Over £2.8bn has already been invested to improve the rail network during the pandemic when passenger numbers were lower, to minimise disruption while still keeping communities connected. Whilst many Christmas works have been postponed, some are necessary and will need to go ahead. However all efforts have been made to organise replacement transport in the form of buses and coaches so people can still reach their final destination safely.
Andrew Haines, Network Rail chief executive, said:
“Our frontline workers have continued to work tirelessly throughout the pandemic to maintain and upgrade the railway for those who need it and this festive period will be no different, with thousands of workers out delivering significant improvements across our infrastructure.
“It is vital that we drive improved rail performance through targeted investment work so that the railway can continue to play its part in Britain building back better from the Covid-19 pandemic.”
While the vast majority of the rail network will be unaffected by engineering works over the Christmas and New Year period, some upgrade projects are taking place, including:
- Significant works on the East Coast Main Line as part of the East Coast Upgrade, which will improve reliability for passengers and boost connectivity between London, the North of England and Scotland. The work is now scheduled to start later than originally planned to ensure extra Christmas Eve services can run out of King’s Cross.
- Upgrades on the West Coast Main Line that will now be completed earlier than planned – on 27 December – to enable a full Sunday service to operate from 10am rather than midday, making it easier for passengers to travel home from their Christmas bubbles.
- Remodelling and roof repair work at Bristol Temple Meads which will see amended timetables in operation from London Paddington, with some trains at peak times not running at all between 28 December and 1 January. From 28 December until 11 January, timetables will be amended because platforms 3-6 at Bristol Temple Meads will be out of use.
- Switches and crosses renewals at London Waterloo that will provide a more reliable railway for passengers in future. Platforms 12-20 at Waterloo will be closed between 27 December and 3 January, with a reduced timetable in place between Waterloo and Clapham Junction. There will also be a reduced service between Woking, Basingstoke, Guildford, Portsmouth, Southampton, Weymouth and Salisbury over the festive period.

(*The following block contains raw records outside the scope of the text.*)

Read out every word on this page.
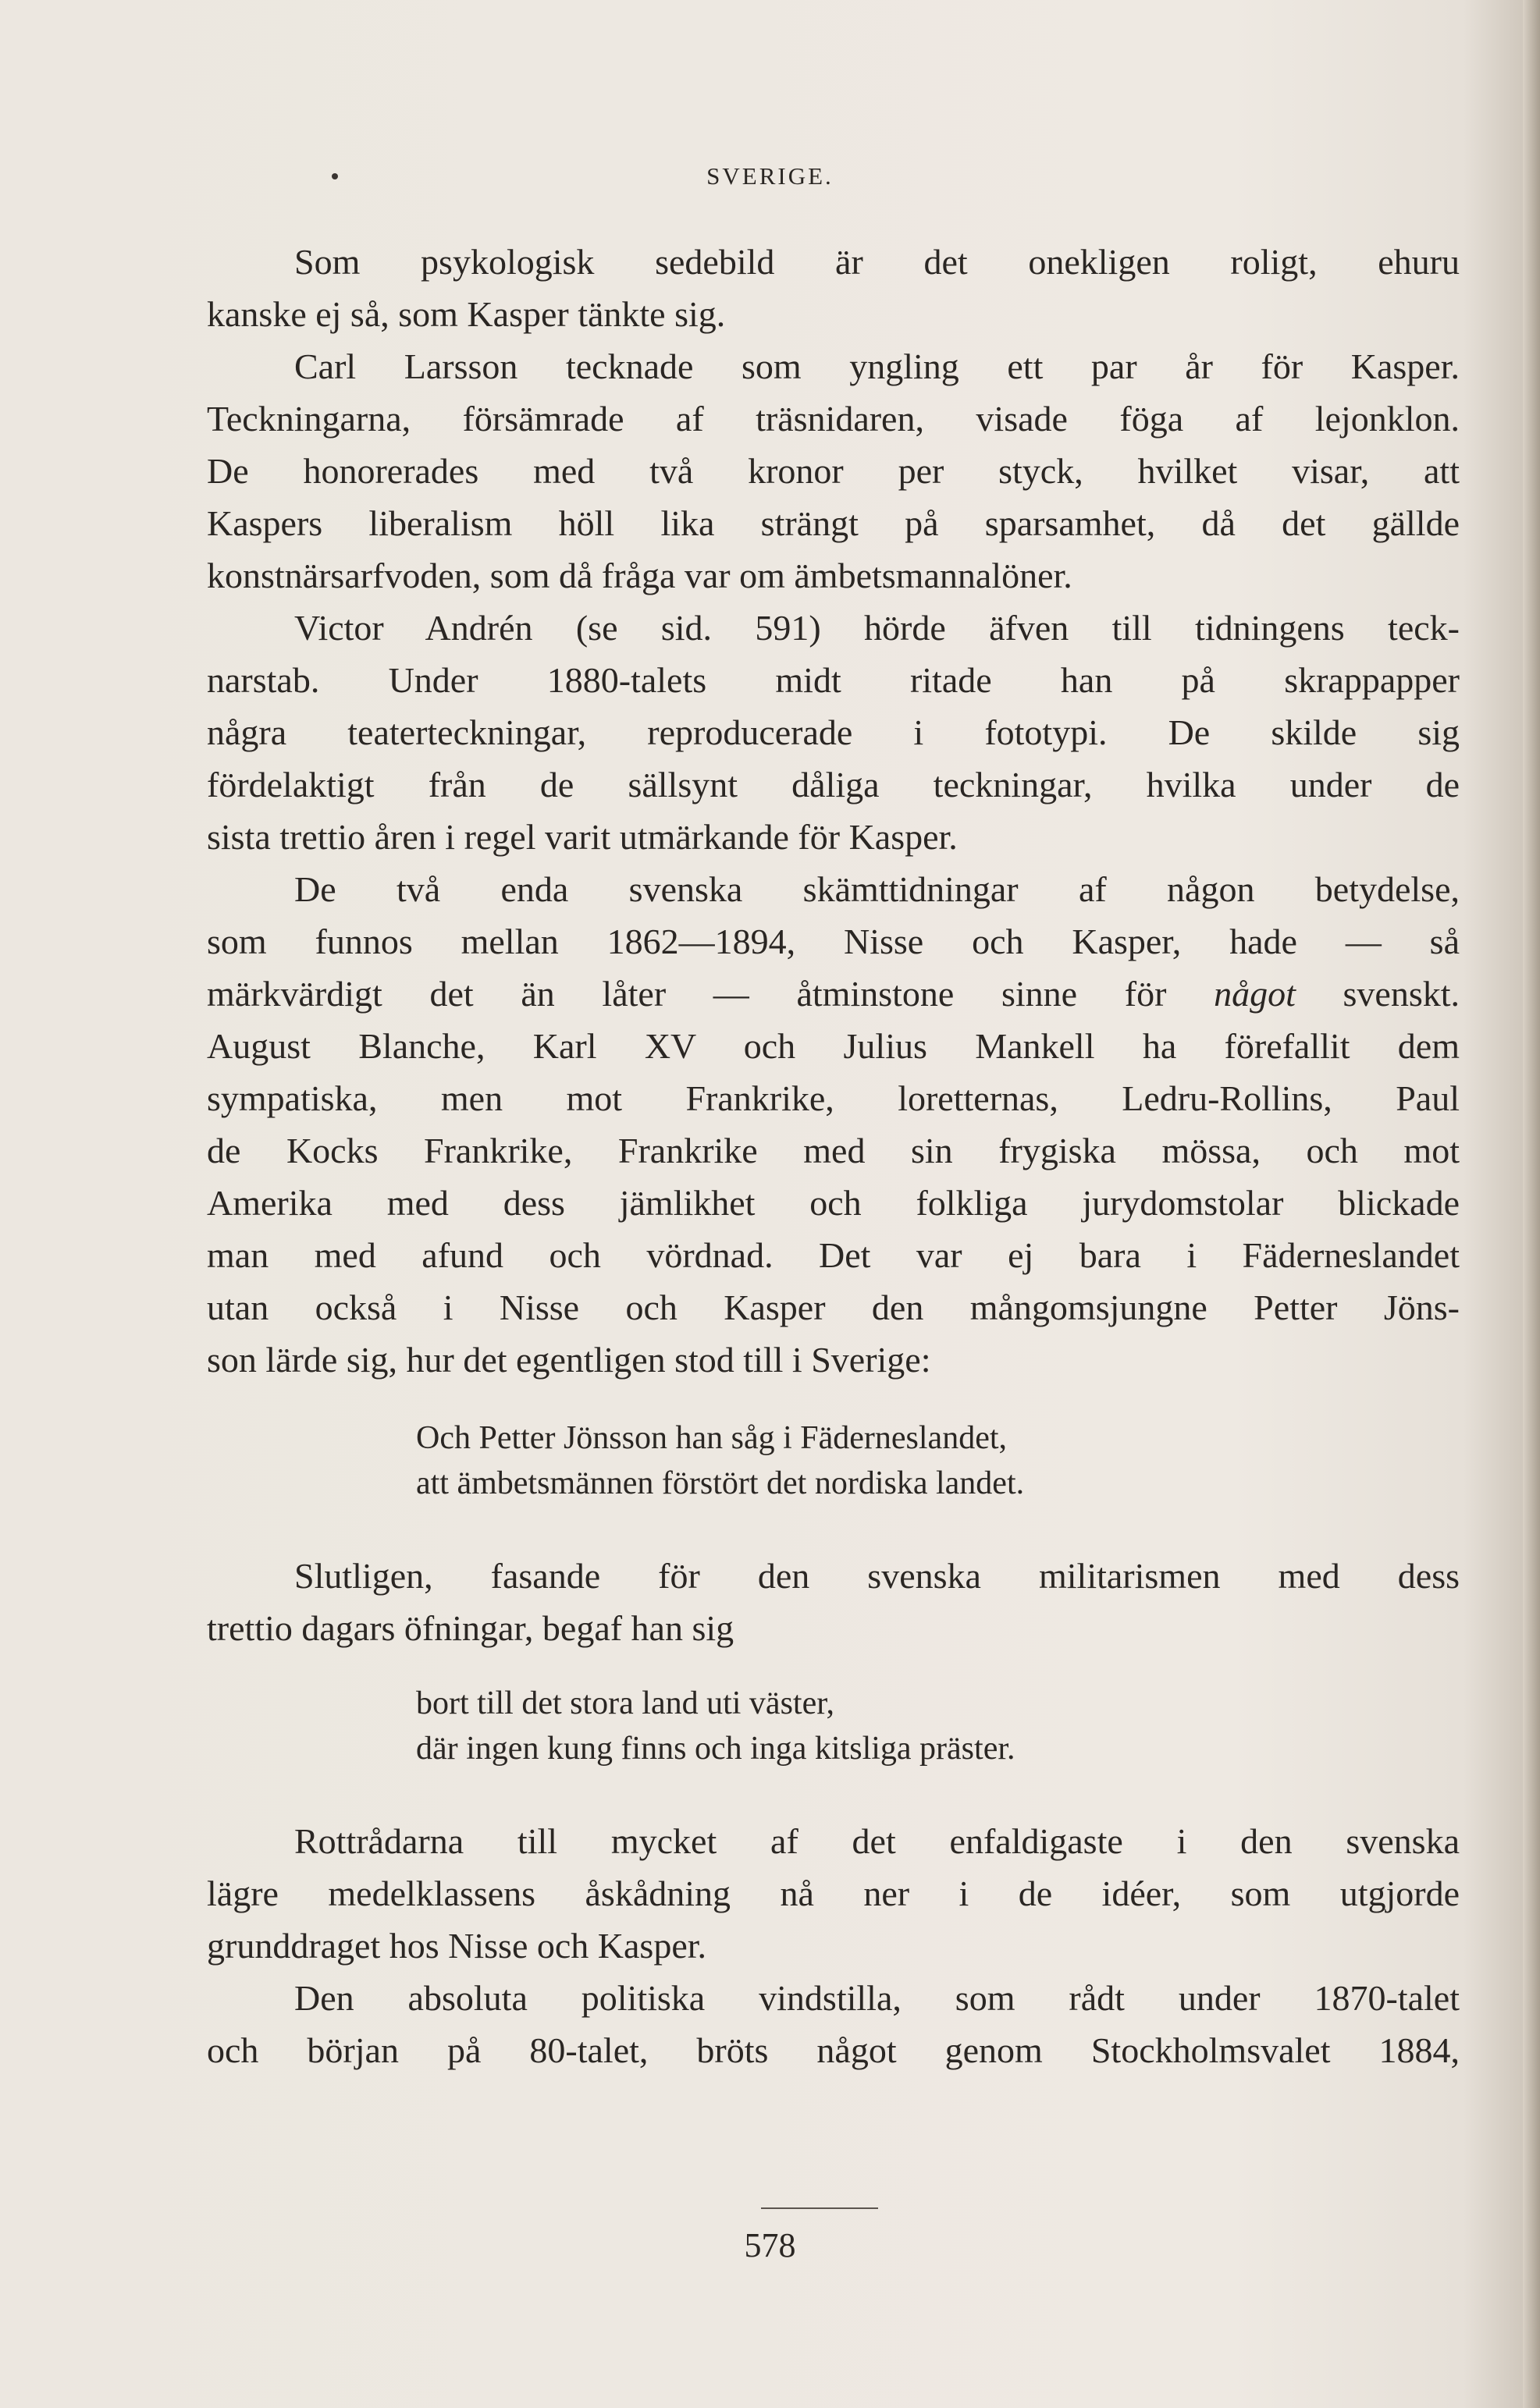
SVERIGE.
Som psykologisk sedebild är det onekligen roligt, ehuru
kanske ej så, som Kasper tänkte sig.
Carl Larsson tecknade som yngling ett par år för Kasper.
Teckningarna, försämrade af träsnidaren, visade föga af lejonklon.
De honorerades med två kronor per styck, hvilket visar, att
Kaspers liberalism höll lika strängt på sparsamhet, då det gällde
konstnärsarfvoden, som då fråga var om ämbetsmannalöner.
Victor Andrén (se sid. 591) hörde äfven till tidningens teck-
narstab. Under 1880-talets midt ritade han på skrappapper
några teaterteckningar, reproducerade i fototypi. De skilde sig
fördelaktigt från de sällsynt dåliga teckningar, hvilka under de
sista trettio åren i regel varit utmärkande för Kasper.
De två enda svenska skämttidningar af någon betydelse,
som funnos mellan 1862—1894, Nisse och Kasper, hade — så
märkvärdigt det än låter — åtminstone sinne för något svenskt.
August Blanche, Karl XV och Julius Mankell ha förefallit dem
sympatiska, men mot Frankrike, loretternas, Ledru-Rollins, Paul
de Kocks Frankrike, Frankrike med sin frygiska mössa, och mot
Amerika med dess jämlikhet och folkliga jurydomstolar blickade
man med afund och vördnad. Det var ej bara i Fäderneslandet
utan också i Nisse och Kasper den mångomsjungne Petter Jöns-
son lärde sig, hur det egentligen stod till i Sverige:
Och Petter Jönsson han såg i Fäderneslandet,
att ämbetsmännen förstört det nordiska landet.
Slutligen, fasande för den svenska militarismen med dess
trettio dagars öfningar, begaf han sig
bort till det stora land uti väster,
där ingen kung finns och inga kitsliga präster.
Rottrådarna till mycket af det enfaldigaste i den svenska
lägre medelklassens åskådning nå ner i de idéer, som utgjorde
grunddraget hos Nisse och Kasper.
Den absoluta politiska vindstilla, som rådt under 1870-talet
och början på 80-talet, bröts något genom Stockholmsvalet 1884,
578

- Maintenance and track renewal works at Charing Cross/Cannon Street to London Bridge and New Cross to improve passenger safety and the journey experience. Southeastern services will operate from London Bridge, and there will be a bus replacement service between Lewisham and Hayes from 27-29 December. Between 1-3 January buses will replace trains between Lewisham and Hayes and between Lewisham and Charlton via New Cross.
- Vital maintenance to the Great Eastern Main Line around Colchester will improve the reliability of services in the region. Engineering work will be taking place between 25 December and 3 January with rail replacement bus services running on several routes.
Passengers can find out how their Christmas journeys will be affected with their train operator, via National Rail Enquiries, or by following #ChristmasRailWorks on Twitter.
Notes to editors
- Christmas Day and Boxing Day – there has not been a standard service on Christmas Day for around 60 years, and no service at all for the last 40 years. There is a limited service on Boxing Day and operators work with Network Rail on a timetable where there is demand from people to travel. Planning the majority of engineering work on both these dates helps to limit the impact on passengers. Due to the unprecedented circumstances this year, months of planning has been reversed so that passengers are able to travel on the majority of routes.